The NNPC spokesperson noted that the community leader had acknowledged fuel being loaded out from the refinery’s gantry but dismissed it as “old stock” from the previous refinery, which, Soneye argued, further undermined the credibility of the allegations.
“He (Mgbere) claimed that the old Port Harcourt Refinery was only operating skeletally and was not processing PMS. His proof was that the PMS truck-out was done at the gantry of the new Port Harcourt Refinery as against the gantry of the old Port Harcourt Refinery.

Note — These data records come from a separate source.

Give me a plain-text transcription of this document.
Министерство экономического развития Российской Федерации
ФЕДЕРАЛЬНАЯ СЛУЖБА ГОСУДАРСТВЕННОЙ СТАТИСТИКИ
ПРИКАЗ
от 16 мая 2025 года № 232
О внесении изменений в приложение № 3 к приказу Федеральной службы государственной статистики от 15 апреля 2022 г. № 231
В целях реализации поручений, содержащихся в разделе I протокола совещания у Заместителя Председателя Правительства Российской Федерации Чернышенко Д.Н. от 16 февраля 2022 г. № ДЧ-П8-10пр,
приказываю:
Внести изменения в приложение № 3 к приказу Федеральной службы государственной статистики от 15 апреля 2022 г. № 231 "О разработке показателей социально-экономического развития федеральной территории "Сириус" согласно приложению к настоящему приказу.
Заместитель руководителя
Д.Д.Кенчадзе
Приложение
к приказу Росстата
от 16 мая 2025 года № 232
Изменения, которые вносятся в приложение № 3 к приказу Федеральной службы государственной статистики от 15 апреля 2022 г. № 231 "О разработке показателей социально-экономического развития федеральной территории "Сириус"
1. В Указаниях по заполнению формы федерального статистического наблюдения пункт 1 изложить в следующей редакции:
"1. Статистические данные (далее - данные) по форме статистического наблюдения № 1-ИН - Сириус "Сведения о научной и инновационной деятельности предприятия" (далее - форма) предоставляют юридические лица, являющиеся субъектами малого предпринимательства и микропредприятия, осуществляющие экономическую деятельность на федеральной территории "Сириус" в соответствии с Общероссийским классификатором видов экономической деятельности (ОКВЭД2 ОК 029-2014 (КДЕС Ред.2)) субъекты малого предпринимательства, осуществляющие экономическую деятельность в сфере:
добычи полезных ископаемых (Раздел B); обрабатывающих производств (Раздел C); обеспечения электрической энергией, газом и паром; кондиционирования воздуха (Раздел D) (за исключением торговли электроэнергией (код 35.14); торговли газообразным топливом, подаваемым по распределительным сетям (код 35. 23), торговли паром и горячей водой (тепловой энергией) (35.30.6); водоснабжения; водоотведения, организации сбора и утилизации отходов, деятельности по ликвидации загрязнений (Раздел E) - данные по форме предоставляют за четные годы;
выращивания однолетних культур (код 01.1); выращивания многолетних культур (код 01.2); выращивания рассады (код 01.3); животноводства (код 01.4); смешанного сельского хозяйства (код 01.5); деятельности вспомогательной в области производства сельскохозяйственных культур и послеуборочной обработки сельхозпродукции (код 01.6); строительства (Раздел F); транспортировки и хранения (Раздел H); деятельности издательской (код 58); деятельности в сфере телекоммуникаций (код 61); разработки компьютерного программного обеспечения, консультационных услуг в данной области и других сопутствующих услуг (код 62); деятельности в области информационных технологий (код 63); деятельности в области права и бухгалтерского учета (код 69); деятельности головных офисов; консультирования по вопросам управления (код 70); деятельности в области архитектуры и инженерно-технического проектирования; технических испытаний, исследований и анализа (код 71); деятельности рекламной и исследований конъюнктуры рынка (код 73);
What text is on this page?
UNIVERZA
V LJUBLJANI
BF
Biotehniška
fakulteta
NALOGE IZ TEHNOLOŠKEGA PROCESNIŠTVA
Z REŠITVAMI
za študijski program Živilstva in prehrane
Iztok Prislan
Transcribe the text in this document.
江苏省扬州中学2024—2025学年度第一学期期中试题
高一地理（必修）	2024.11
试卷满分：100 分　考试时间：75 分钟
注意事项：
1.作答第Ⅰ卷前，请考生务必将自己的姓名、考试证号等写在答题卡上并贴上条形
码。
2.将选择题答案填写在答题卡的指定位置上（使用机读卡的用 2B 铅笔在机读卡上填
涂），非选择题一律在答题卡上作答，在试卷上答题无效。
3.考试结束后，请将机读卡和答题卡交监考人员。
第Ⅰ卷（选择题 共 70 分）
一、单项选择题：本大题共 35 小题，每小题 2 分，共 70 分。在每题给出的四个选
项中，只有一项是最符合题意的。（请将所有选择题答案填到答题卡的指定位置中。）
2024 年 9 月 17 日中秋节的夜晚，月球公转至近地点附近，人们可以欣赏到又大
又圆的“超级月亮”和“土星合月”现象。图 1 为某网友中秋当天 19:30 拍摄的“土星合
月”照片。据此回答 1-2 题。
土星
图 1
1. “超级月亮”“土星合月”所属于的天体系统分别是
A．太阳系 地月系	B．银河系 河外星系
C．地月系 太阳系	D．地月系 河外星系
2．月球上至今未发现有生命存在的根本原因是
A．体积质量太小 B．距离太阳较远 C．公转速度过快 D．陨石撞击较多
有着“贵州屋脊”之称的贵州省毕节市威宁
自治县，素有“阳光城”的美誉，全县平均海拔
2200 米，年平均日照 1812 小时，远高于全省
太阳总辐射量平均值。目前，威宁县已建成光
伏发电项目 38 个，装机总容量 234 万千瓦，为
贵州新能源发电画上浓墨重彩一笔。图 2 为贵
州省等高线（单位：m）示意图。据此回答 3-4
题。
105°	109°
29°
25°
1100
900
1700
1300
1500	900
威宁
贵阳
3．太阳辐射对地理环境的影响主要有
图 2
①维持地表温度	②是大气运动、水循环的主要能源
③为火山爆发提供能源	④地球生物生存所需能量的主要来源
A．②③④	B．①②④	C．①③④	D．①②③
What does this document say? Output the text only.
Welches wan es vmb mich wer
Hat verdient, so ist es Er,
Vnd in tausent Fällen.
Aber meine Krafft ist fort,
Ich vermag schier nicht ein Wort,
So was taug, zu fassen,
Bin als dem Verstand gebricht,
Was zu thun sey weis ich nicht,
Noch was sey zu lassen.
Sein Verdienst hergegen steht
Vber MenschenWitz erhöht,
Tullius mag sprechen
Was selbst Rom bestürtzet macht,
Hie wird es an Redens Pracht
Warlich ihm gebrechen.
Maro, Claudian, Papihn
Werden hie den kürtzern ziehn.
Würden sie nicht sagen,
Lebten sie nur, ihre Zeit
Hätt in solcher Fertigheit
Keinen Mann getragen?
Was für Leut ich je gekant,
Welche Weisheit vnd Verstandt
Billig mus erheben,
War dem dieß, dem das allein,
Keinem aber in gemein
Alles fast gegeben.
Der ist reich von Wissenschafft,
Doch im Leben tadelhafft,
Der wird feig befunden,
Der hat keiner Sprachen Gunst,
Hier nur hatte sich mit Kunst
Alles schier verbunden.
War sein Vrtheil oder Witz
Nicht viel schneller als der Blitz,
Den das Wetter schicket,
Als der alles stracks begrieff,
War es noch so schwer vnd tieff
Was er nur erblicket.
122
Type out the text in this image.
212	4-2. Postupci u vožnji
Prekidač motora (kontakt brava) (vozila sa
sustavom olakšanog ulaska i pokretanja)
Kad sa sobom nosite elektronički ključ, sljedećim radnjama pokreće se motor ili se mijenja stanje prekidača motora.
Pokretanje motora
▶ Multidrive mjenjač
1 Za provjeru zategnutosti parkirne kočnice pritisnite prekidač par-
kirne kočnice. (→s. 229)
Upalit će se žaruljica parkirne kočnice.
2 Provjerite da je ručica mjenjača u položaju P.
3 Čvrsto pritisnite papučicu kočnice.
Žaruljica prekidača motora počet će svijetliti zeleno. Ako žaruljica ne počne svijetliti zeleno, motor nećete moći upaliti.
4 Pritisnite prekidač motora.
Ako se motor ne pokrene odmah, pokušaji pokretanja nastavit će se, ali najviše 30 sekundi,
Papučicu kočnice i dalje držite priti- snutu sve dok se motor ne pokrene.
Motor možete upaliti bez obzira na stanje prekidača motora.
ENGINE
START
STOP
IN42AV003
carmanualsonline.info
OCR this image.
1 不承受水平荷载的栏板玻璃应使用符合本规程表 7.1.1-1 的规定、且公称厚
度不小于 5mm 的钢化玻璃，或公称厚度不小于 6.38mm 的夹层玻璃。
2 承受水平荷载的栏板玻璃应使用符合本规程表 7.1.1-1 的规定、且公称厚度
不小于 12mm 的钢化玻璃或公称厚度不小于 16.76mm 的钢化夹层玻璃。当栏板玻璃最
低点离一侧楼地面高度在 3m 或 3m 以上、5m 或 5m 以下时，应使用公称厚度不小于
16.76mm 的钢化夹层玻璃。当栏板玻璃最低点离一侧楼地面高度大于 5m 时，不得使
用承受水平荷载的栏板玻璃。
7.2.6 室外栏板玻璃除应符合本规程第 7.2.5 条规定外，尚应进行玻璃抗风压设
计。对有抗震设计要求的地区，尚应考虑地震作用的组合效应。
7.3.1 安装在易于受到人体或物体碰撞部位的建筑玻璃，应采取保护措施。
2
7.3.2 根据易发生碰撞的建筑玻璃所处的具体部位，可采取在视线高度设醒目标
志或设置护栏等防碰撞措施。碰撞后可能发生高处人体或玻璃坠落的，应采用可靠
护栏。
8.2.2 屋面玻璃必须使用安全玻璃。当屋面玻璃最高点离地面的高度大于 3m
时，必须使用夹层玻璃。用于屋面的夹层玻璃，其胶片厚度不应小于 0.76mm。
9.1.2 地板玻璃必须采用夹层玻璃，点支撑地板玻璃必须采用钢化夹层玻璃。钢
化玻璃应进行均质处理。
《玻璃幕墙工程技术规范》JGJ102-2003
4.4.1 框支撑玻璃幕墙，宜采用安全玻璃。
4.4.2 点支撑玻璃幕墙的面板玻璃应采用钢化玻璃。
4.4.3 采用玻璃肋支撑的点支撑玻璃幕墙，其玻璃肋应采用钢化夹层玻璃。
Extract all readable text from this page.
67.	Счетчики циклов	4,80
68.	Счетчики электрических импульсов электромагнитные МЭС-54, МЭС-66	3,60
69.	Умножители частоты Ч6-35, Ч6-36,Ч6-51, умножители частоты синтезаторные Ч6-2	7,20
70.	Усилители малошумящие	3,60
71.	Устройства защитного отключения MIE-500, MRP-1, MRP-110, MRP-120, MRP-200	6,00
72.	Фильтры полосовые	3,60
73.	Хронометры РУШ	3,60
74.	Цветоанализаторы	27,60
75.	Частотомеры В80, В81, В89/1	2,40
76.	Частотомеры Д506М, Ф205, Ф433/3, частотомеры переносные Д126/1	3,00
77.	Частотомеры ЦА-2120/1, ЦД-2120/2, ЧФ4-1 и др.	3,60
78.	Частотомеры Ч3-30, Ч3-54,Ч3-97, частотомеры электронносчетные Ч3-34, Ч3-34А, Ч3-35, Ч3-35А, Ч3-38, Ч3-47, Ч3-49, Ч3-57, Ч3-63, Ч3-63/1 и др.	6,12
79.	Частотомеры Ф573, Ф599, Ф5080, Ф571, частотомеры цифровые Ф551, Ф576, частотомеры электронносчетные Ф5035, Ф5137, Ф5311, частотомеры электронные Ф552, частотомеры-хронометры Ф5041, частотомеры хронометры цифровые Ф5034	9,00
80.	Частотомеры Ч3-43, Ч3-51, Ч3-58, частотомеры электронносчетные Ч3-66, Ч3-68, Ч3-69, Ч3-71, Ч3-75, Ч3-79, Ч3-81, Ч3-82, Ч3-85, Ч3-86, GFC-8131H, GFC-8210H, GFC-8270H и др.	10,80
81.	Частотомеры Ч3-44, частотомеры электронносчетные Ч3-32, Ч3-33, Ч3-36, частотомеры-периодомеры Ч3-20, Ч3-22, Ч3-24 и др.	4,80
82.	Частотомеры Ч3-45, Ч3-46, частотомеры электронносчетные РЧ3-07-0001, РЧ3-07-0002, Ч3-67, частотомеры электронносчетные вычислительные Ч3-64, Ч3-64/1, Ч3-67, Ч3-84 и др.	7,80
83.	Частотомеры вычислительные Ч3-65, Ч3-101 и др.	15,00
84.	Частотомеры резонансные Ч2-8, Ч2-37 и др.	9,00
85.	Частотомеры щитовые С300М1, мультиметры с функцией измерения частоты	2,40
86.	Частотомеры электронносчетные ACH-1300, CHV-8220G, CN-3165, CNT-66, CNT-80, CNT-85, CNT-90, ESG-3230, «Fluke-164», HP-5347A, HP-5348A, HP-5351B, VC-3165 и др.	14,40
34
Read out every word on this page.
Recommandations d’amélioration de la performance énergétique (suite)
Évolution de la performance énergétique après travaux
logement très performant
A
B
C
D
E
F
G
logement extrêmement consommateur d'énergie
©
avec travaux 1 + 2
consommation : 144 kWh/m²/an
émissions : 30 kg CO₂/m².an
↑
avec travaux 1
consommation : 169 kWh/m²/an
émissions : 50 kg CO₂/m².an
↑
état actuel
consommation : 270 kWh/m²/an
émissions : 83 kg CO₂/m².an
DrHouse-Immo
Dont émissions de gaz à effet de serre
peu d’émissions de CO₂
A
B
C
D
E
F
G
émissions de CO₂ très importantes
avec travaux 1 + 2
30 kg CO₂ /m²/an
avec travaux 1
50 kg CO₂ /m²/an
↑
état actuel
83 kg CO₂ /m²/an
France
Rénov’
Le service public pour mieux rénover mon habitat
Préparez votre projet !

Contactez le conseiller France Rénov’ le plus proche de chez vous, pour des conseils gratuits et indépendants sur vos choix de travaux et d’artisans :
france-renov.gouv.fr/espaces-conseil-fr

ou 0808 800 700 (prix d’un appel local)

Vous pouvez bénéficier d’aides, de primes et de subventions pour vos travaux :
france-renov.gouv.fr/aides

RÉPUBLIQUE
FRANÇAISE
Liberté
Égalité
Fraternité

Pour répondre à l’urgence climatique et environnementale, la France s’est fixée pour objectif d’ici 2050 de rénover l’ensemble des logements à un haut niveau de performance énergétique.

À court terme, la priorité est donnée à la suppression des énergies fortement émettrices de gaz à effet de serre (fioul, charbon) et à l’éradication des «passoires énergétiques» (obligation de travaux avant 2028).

“This betrays his scant knowledge of the operations of the refinery. The old and new Port Harcourt refineries have since been integrated with one single terminal for product load-out.
“They share common utilities like power and storage tanks. This means that storage tanks and loading gantry which he claimed belong to the new Port-Harcourt Refinery can also receive products from the Old Port Harcourt Refinery
“The nameplate capacity of the refinery is 60,000 barrels of oil per day. It is currently producing at 90 per cent throughput which translates to Straight-Run gasoline (Naphtha) blended into 1.4 million liters of PMS, aside from other products like diesel and kerosene.
“We call on the general public to disregard the claims of the self-acclaimed ‘community person’ which are obviously borne out of sheer mischief and blatant display of ignorance,” Soneye said.